Truth be told, they didn’t give a rat’s rear about my high-mindedness. They removed the gag, so Jiffa managed to wish us a pleasant journey, but a bit too eloquently for my taste.

The rest of the corpses continued their aimless shuffling in the corridor. Sir Juffin had already rushed off somewhere on other matters. And my comrades-in-arms, the brave police officers, their faces pale with rage, were listening to the harangue of their immediate superior, Captain Foofloss.

I started eavesdropping. Unbelievable. Foofloss was berating my heroic colleagues for not wearing their belts. I had always known that Foofloss was a bigger cretin than Boboota, but just how much bigger had escaped me till now.

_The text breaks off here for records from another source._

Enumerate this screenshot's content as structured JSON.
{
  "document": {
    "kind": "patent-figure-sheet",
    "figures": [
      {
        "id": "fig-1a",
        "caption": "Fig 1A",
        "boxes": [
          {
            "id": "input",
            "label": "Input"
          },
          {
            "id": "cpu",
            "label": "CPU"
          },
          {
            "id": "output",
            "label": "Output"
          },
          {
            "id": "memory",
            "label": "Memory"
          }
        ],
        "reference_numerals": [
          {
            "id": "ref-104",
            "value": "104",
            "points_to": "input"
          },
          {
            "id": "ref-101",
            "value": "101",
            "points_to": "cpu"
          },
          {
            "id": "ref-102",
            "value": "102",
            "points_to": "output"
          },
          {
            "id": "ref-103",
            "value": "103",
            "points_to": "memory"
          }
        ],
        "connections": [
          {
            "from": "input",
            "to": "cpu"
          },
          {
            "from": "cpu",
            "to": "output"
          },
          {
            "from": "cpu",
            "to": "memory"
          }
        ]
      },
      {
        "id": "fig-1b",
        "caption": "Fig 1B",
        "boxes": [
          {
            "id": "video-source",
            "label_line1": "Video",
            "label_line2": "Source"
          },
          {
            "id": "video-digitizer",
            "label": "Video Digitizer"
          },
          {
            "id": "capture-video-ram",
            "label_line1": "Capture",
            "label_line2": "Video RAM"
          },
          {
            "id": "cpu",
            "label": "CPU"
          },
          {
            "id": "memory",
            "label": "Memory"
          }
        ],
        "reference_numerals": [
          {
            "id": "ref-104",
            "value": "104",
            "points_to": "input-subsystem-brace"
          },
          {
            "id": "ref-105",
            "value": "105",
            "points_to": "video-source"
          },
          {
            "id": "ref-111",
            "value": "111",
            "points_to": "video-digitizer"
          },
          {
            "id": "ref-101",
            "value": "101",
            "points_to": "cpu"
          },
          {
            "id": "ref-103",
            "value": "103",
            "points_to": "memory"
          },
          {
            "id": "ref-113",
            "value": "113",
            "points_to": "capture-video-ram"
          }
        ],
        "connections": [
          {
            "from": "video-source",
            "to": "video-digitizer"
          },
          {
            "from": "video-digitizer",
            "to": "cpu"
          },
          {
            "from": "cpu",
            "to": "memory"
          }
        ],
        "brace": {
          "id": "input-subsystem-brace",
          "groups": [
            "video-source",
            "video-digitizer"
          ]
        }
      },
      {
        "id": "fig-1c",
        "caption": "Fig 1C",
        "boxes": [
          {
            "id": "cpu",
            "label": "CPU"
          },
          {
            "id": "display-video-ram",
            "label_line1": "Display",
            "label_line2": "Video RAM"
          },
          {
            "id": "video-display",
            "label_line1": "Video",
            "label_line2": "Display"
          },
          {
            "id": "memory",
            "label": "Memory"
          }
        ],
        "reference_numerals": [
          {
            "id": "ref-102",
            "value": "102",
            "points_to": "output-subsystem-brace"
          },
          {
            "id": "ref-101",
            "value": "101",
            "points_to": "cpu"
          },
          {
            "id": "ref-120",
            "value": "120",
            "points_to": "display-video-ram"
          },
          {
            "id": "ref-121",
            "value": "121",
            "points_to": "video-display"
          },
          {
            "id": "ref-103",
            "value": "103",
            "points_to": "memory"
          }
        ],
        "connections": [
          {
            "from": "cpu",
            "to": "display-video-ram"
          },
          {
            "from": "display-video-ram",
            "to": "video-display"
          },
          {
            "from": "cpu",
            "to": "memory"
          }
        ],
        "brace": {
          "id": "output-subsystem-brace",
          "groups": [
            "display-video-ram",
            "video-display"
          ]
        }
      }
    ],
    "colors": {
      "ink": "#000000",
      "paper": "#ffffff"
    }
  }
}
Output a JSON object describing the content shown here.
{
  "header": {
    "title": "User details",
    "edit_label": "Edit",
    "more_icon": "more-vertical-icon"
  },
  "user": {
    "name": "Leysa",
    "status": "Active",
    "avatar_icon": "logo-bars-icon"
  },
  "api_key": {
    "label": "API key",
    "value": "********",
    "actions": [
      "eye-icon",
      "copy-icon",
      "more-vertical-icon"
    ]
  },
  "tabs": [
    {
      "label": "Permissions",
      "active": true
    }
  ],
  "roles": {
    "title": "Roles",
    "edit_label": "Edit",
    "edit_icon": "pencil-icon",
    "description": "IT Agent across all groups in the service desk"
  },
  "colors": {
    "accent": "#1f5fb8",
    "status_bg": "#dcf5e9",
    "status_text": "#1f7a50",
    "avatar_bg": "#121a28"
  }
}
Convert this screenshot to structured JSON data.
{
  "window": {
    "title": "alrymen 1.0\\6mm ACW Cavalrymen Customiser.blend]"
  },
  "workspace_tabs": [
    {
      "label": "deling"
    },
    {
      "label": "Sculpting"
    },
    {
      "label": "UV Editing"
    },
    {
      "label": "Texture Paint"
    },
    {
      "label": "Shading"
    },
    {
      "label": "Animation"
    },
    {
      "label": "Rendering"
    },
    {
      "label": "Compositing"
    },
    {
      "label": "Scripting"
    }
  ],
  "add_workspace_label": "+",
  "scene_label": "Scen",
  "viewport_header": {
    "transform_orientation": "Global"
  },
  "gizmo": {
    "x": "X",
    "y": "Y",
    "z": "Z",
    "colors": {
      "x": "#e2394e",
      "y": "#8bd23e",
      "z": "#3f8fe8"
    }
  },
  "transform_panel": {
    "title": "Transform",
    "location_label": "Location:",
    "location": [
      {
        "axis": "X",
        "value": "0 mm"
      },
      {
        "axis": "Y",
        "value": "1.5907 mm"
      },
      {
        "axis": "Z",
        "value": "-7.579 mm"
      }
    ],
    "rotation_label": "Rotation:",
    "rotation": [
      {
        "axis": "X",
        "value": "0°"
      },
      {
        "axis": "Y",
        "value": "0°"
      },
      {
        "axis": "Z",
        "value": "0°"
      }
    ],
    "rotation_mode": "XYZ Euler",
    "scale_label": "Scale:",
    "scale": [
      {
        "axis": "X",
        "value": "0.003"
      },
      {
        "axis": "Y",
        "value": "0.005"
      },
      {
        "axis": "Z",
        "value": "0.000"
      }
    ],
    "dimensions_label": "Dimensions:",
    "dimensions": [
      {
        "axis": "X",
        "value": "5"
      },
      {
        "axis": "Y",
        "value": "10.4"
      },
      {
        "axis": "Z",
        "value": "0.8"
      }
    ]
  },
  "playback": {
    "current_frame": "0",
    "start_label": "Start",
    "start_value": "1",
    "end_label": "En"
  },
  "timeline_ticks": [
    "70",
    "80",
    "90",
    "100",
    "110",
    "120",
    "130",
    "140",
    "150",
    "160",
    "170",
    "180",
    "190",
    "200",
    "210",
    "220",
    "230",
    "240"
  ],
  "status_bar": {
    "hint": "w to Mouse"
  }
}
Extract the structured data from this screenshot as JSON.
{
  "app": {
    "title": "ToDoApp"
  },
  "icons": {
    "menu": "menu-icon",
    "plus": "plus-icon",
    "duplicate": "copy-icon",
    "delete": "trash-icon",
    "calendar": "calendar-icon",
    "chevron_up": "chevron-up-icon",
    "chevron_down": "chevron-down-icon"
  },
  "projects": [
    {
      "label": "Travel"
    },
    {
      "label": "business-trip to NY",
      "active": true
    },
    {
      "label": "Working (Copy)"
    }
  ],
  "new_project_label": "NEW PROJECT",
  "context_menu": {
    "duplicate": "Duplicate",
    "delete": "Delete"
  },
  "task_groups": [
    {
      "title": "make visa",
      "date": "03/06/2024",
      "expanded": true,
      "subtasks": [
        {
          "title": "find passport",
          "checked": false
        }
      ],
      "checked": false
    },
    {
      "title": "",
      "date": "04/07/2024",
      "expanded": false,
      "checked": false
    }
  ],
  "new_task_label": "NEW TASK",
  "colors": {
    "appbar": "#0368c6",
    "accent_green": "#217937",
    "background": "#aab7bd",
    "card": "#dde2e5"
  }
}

“I think the best thing you could do would be simply to shut up and go to a tavern, Captain,” I said amicably. “As for your subordinates’ belts, at the present time they are adorning the wrists and ankles of a dangerous criminal, whom your gentlemen officers and I have just detained. I could go into detail, but as far as I know, you have a hard time understanding human speech. So please don’t interfere when your men are doing their jobs.”